UniversityUniversity of British Columbia
Abstract

This study examines the development and etiology of cigarette smoking and alcohol drinking among Canadian children and adolescents. The National Longitudinal Survey of Children and Youth (NLSCY) was employed first to identify the developmental trajectories of smoking and drinking and then to identify patterns of early prediction of occasional smoking, daily smoking, and infrequent drinking. Utilizing data from participants between 10 and 17 years of age, growth mixture modelling was used to identify sub-groups of children and adolescents following similar developmental trajectories in the acquisition of smoking (N=2,886) and drinking (N=2,181). Results of this portion of the study indicate that there is no one 'universal' way in which adolescent smoking and drinking develops over time; rather, acquisition of smoking and drinking is better characterized by a number of distinct developmental pathways. Employing a different NLSCY sample of 1,414 (for smoking) and 1,422 (for drinking) 14- and 15-year-old participants, multinomial and logistic regression analyses were used for the data reduction and modelling of the early predictors of smoking and drinking. Results of these analyses indicate that while the early pattern of prediction of occasional smoking was found to be associated with family interpersonal factors such as parenting and family functioning, the early pattern of prediction of daily smoking was found to be associated with individual level factors such as hyperactivity/inattention and poor health.
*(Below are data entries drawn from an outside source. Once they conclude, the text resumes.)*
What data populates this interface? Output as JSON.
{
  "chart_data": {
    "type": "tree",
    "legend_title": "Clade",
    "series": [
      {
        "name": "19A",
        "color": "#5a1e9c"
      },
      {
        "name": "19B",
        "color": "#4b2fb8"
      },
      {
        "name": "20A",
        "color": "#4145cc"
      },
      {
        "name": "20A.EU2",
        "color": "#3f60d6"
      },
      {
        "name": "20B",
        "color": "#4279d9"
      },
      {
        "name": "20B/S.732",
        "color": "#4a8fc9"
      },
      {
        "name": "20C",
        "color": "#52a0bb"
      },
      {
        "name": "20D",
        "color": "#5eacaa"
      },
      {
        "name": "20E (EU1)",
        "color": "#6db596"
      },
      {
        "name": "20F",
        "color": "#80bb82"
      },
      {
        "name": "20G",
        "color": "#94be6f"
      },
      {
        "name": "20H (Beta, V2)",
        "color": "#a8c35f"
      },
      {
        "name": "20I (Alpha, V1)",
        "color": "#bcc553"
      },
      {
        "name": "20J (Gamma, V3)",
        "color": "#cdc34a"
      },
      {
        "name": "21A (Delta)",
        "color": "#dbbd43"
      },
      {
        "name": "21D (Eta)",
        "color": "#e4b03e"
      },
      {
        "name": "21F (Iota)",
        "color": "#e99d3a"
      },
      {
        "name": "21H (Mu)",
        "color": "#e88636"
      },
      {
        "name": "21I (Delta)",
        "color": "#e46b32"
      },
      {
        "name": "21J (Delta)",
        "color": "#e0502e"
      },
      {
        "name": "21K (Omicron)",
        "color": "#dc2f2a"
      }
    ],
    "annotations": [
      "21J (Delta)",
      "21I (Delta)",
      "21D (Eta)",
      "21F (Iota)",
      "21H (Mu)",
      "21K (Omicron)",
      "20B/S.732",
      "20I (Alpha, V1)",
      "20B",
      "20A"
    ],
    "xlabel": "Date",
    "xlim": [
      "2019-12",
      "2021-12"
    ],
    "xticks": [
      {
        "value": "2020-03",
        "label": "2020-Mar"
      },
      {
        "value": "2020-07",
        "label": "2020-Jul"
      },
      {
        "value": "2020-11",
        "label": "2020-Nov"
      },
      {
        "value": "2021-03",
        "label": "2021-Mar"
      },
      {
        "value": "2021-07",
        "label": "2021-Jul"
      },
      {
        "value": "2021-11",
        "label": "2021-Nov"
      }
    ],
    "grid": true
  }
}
This led to the development of the 'smoking as coping' model where two causal pathways are hypothesized: the self-medication pathway explaining daily smoking and the social-compensation pathway explaining occasional smoking. In contrast, we found that infrequent drinking could not be predicted by any individual or interpersonal risk factors, suggesting that it may simply be a normative behaviour among young adolescents. Interestingly, we found that children who did not drink at all were more likely to have had asthma and to be physically aggressive. These results contradict the dominant view where substance use, even in moderation, is believed to be associated with negative predictors.